The US energy network could be vulnerable to a hacker attack through its interlinked computer systems, causing heavy damage to the already weak economy, government and industry experts said on Wednesday.

"The whole energy system is being run on a cyber system," Abbie Layne, project manager at the Department of Energy's National Energy Technology Laboratory, told an electricity industry conference in Houston.

"You can do a lot of damage just through a quick strong strike to that cyber system," she said.

A successful attack on computer networks that support the electricity system could have devastating economic impact if a "cascading" shutdown hobbled the grid of power lines, possibly shutting off the lights in a region.

"If we lose this infrastructure...we could have a lot of damage to our economy," Layne said.

Energy industry experts believe that while a threat to oil tankers, pipelines or power plants remains a frightening prospect, there is no evidence those sites have been targeted.

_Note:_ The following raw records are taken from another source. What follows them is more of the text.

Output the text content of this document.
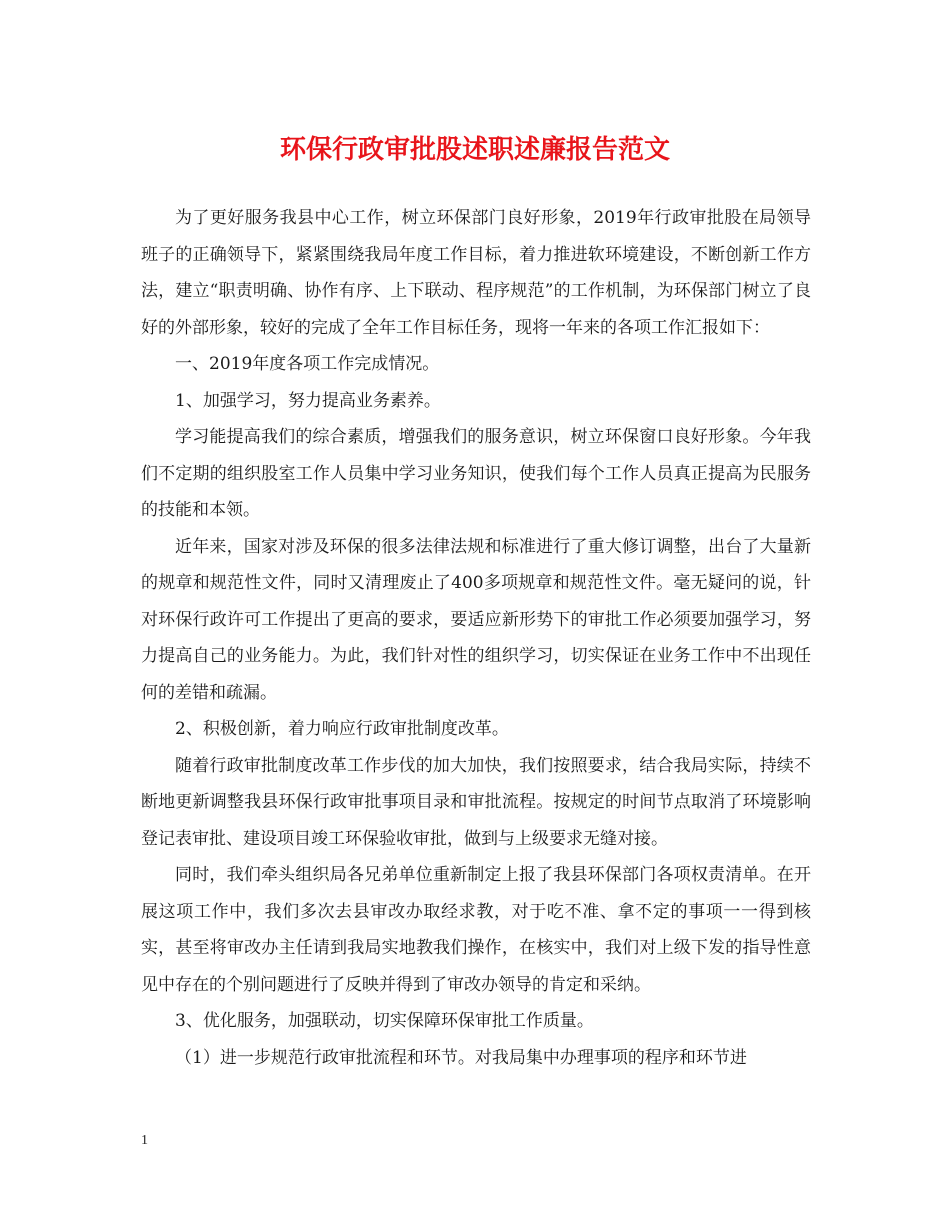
环保行政审批股述职述廉报告范文

为了更好服务我县中心工作，树立环保部门良好形象，2019年行政审批股在局领导班子的正确领导下，紧紧围绕我局年度工作目标，着力推进软环境建设，不断创新工作方法，建立“职责明确、协作有序、上下联动、程序规范”的工作机制，为环保部门树立了良好的外部形象，较好的完成了全年工作目标任务，现将一年来的各项工作汇报如下：

一、2019年度各项工作完成情况。

1、加强学习，努力提高业务素养。

学习能提高我们的综合素质，增强我们的服务意识，树立环保窗口良好形象。今年我们不定期的组织股室工作人员集中学习业务知识，使我们每个工作人员真正提高为民服务的技能和本领。

近年来，国家对涉及环保的很多法律法规和标准进行了重大修订调整，出台了大量新的规章和规范性文件，同时又清理废止了400多项规章和规范性文件。毫无疑问的说，针对环保行政许可工作提出了更高的要求，要适应新形势下的审批工作必须要加强学习，努力提高自己的业务能力。为此，我们针对性的组织学习，切实保证在业务工作中不出现任何的差错和疏漏。

2、积极创新，着力响应行政审批制度改革。

随着行政审批制度改革工作步伐的加大加快，我们按照要求，结合我局实际，持续不断地更新调整我县环保行政审批事项目录和审批流程。按规定的时间节点取消了环境影响登记表审批、建设项目竣工环保验收审批，做到与上级要求无缝对接。

同时，我们牵头组织局各兄弟单位重新制定上报了我县环保部门各项权责清单。在开展这项工作中，我们多次去县审改办取经求教，对于吃不准、拿不定的事项一一得到核实，甚至将审改办主任请到我局实地教我们操作，在核实中，我们对上级下发的指导性意见中存在的个别问题进行了反映并得到了审改办领导的肯定和采纳。

3、优化服务，加强联动，切实保障环保审批工作质量。

（1）进一步规范行政审批流程和环节。对我局集中办理事项的程序和环节进

1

"To this point, there have been no specific threats to the industry," Gary Gardner, chief information officer at the American Gas Association, told the conference.

Although manuals describing methods to attack natural gas systems were discovered by U.S. forces during raids on suspected Taliban and al Qaeda bases in Afghanistan, Gardner said the industry did not believe a violent attack against an energy installation was the most likely scenario.


Security for power plants, oil refineries and the vast network of natural gas and oil pipelines comes under the jurisdiction of a former Department of Energy unit that was recently moved to the newly created Department of Homeland Security.

Another Homeland Security division handles "cyber," or computer network, security, but that unit remains without a leader despite an extensive search, according to Harris Miller, a security expert and president of the industry umbrella group Information Technology Association of America.

"There is nobody in the Department of Homeland Security in charge of cyber-security," Miller said. "It's a little scary."

The energy sector does have some safeguards to prevent interlopers from gaining access to sensitive systems, Miller said, but it probably falls "in the middle of the pack" compared with other industries.

Still, even the financial industry, which boasts the most secure networks, can be hit by hacker attacks, Miller said.

In January, the "slammer worm" virus infiltrated financial companies' computers systems despite widely available preventive software, and last month hackers accessed about 8 million credit card numbers from a processing company.